Significant variations can be observed in the outcomes obtained from different commercially available ASSR acquisition systems, as pointed out by Hatzopoulos et al. [34
]. Consequently, it is crucial to conduct a comparative analysis between the results obtained from the next-generation ASSR implemented in Eclipse and the older-generation ASSR systems, as well as other commercially available systems. Another limitation of the study is the lack of availability of amplitude and phase coherence information for ASSR measurements in the Eclipse clinical system. This limitation prevented direct comparisons between the amplitudes and phase coherence information of the older and newer generation ASSR systems. To address this limitation, an intriguing avenue for future investigation would involve comparing the amplitudes of ASSR using the older-generation amplitude or mixed modulated stimuli with the chirp family stimuli of the next-generation ASSR across various intensity levels. Such research would provide valuable insights into the specific factors contributing to the improved thresholds and test–retest reliability observed with the next-generation ASSR.

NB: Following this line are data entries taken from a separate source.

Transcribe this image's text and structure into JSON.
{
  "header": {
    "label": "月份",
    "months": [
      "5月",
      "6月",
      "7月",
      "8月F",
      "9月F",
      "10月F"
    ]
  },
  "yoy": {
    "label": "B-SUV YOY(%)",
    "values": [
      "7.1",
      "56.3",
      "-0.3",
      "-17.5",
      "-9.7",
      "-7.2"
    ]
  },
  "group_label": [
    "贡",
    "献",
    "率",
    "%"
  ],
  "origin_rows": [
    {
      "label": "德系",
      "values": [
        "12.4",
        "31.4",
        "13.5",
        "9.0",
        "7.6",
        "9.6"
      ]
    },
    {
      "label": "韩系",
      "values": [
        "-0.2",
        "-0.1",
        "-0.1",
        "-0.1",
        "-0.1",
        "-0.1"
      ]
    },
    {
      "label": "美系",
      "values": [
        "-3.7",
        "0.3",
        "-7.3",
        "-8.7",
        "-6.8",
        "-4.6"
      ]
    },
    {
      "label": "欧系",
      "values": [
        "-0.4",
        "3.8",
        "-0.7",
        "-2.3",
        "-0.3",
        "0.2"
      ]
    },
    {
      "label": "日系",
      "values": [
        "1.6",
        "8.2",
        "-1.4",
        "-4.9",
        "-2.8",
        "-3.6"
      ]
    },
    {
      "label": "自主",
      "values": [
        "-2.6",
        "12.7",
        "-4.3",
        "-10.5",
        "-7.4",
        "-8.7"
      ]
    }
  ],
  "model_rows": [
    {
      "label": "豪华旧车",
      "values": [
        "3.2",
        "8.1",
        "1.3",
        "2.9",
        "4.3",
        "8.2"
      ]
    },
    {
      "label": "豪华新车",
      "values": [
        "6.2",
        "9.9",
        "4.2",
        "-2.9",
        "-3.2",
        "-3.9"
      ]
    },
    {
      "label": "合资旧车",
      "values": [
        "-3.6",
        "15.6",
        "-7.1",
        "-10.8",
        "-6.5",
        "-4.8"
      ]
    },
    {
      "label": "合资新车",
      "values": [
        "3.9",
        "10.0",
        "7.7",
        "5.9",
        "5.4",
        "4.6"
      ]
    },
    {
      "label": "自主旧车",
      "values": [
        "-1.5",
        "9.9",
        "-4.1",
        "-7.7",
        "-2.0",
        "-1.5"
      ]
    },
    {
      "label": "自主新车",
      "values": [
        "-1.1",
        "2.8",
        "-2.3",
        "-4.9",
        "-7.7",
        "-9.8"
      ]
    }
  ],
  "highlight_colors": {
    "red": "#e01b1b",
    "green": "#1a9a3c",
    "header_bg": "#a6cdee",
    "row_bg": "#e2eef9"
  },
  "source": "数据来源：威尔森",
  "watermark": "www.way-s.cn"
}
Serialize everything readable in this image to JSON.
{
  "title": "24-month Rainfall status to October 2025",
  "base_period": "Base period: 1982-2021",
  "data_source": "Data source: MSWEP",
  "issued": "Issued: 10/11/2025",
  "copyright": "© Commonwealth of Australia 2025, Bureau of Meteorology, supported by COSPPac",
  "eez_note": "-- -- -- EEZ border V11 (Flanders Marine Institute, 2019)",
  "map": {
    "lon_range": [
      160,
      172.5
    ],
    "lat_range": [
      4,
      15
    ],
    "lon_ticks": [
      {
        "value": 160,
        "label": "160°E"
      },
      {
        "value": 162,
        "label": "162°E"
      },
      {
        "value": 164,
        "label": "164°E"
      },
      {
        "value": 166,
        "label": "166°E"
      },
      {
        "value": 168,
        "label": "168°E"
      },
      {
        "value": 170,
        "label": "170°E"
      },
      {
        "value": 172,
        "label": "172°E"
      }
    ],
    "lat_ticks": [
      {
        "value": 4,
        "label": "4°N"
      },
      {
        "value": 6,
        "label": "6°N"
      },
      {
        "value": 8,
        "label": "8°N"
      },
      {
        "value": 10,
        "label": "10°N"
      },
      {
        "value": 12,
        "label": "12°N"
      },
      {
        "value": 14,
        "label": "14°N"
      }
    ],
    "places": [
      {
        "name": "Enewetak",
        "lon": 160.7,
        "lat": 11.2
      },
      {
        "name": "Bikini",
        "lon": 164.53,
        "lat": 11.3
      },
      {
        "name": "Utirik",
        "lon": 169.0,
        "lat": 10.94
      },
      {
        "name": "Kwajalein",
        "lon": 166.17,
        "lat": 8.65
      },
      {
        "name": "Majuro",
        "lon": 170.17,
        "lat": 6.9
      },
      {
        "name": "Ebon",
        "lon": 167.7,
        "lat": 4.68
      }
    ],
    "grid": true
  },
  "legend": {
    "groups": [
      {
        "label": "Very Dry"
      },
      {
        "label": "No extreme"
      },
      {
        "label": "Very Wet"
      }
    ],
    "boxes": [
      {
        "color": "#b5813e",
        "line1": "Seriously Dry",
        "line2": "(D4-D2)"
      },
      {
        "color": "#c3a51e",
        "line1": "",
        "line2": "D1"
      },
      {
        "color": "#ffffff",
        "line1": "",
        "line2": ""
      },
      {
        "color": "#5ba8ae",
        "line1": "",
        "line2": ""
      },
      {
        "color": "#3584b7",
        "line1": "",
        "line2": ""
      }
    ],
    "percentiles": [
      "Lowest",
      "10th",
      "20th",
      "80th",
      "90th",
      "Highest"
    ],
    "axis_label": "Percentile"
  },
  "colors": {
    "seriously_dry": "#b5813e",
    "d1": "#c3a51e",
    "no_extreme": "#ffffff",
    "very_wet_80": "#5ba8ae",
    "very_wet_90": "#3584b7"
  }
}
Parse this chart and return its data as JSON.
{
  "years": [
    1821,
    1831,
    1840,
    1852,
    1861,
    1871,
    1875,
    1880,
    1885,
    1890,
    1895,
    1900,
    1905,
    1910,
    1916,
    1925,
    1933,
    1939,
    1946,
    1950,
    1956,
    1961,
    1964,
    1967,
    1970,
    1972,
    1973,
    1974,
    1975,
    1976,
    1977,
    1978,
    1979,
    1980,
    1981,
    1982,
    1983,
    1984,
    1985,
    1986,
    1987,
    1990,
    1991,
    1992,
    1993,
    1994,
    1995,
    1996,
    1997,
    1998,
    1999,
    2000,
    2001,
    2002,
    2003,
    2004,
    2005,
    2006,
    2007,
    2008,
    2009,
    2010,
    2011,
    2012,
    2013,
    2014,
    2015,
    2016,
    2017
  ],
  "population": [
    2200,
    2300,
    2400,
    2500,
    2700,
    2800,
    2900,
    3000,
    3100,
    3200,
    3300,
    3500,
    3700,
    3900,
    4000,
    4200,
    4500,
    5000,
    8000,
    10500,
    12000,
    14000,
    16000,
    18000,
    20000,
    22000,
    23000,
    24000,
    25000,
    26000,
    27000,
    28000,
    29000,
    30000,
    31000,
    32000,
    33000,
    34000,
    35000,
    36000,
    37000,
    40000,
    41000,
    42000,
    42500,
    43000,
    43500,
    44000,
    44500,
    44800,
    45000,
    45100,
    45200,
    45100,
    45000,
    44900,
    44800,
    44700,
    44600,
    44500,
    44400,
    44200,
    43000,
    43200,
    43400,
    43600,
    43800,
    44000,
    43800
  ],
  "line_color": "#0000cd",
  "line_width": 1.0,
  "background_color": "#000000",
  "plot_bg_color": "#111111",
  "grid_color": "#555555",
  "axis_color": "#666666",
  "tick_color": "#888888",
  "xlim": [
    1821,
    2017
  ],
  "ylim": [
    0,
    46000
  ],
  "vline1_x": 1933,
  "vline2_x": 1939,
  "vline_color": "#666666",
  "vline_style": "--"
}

In summary, future studies should aim to overcome the limitations of the current research by including larger and more diverse participant samples, exploring pediatric-adult differences, and conducting comparative investigations on the amplitude of ASSR using different stimuli. By addressing these areas, researchers can further enhance our understanding of the reliability and potential applications of the next-generation ASSR system.